By all accounts, the Pittsburgh Pirates made a shrewd move in bringing in OF Lonnie Chisenhall on a short-term deal. But the signing will create a domino effect that will be interesting to watch unfold.
Here’s what we know: The Pittsburgh Pirates addressed their need for a fill in RF while Gregory Polanco works his way back from a significant shoulder injury. This move will also presumably move Adam Frazier to second base full time to start the 2019 season.
And that’s it.
The unknowns may be small in stature, but they are many:
- If Frazier is the second baseman to open the season, does that mean Kevin Kramer starts the year at Indianapolis? Smart money says yes, and this may be for the best.
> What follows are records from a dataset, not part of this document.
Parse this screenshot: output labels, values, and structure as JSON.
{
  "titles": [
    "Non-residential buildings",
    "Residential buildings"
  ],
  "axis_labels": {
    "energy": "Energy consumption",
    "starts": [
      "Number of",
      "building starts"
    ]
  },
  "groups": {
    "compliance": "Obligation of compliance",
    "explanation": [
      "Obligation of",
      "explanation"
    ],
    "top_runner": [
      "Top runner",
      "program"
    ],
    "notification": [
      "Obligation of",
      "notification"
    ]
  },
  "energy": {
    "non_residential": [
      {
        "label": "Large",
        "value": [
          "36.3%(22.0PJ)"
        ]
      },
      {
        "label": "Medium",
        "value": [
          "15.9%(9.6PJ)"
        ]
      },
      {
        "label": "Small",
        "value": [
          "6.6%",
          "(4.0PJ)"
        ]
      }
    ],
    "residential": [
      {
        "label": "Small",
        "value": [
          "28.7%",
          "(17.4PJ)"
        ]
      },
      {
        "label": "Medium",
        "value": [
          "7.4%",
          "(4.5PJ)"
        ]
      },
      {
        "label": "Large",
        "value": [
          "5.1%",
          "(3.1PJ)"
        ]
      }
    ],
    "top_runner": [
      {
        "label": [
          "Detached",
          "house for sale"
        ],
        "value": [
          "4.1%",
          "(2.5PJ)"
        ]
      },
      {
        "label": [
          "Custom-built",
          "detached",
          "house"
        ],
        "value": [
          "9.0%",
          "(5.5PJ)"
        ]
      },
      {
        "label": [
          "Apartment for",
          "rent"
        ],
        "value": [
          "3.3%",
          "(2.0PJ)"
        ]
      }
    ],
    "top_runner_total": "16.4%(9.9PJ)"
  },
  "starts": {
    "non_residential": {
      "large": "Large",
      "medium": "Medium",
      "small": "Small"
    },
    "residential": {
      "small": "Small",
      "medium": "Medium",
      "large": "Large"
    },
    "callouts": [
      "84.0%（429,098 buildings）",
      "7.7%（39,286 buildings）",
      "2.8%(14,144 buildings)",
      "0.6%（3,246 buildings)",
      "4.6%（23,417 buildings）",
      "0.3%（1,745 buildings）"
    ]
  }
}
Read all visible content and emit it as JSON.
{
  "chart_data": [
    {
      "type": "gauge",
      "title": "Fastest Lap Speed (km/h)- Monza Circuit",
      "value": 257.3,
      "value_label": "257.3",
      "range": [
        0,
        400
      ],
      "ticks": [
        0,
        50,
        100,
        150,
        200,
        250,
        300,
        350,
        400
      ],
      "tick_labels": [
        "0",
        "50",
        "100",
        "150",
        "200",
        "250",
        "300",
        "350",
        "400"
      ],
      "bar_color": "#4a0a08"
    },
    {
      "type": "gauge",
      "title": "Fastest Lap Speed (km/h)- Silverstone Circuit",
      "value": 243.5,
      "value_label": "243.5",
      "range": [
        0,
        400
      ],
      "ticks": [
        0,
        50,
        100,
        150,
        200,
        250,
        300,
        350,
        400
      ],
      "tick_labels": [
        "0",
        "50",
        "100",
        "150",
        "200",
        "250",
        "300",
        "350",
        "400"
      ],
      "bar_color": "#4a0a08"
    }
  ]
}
Kramer looked a bit overmatched in a small big league sample size in 2018.
- With Erik Gonzalez in tow, seemingly having caught Neal Huntington’s eye, the market for a shortstop upgrade becomes perilous. Gonzalez is out of options; Would that preclude Huntington from going after a Marwin Gonzalez type of free agent, simply because he would not have a spot for him? This would boil down to how high the front office is on E. Gonzalez.
- What about the 40-man roster? Who will be jettisoned to make room for “Lonnie Baseball”? While we wait for an official announcement on the signing, which should carry the corresponding 40-man decision, we can speculate!
Who is the odd man out on the #Pirates 40-man after the Chisenhall signing?— Jason Rollison (@jrollisonpgh) November 27, 2018
At first glance, the two options that I have listed there appear to be obvious choices, yet some have correctly pointed out that Clay Holmes and Alex McRae represent starting pitching depth options, which are a little thin after Nick Kingham and Steven Brault. At least until Mitch Keller or JT Brubaker might be ready to debut, anyway. That leaves us with a plethora of prospects and fringe MLB types to choose from — Dario Agrazal? Jesus Liranzo? Dovydas Neverauskas or Jose Osuna? — and a dark horse candidate in Michael Feliz. All have legitimate claims to remaining on the 40.
UPDATE: Literally 3 minutes after I published this post, the Pirates announced the move and Alex McRae will be designated for assignment to make room for Chisenhall.
- Much like Kramer, the Chisenhall signing means one less avenue for Pablo Reyes to find his way to the 2019 Opening Day 25-man. Though he made a fantastic impression in his first 63 MLB plate appearances, Reyes could be in line for a “last one out” scenario. If the Pittsburgh Pirates carry three catchers as they have hinted they might and, again, Huntington is as high on Gonzalez as many believe, potentially casting him as the team’s starting shortstop, this leaves the first four on the bench consisting of Elias Diaz, Jung Ho Kang/Colin Moran, and Jacob Stallings The fifth and final spot on the bench could then come down to a decision between Reyes and Kevin Newman. Reyes has played a minimal amount of shortstop throughout his minor league career, though many feel he is best utilized elsewhere. Could he be ultimately squeezed out? More than likely, the Pirates will back off their three catcher mandate, rendering this a moot issue.
- Because of all of the above, are the Pittsburgh Pirates more or less done? Sure, a trade where the club gives up some pieces could help solve this dilemma. But as it stands now, the most logical moves for the team to make over the balance of the winter would be for a left-handed reliever and perhaps one last swing at the free agent shortstop market.
The team did well in acquiring Chisenhall. Despite a vocal minority, there is little not to like about the signing. But his presence will require some tricky roster maneuvering from Neal Huntington. Navigating those waters successfully could be the difference between a middling record and serious contention.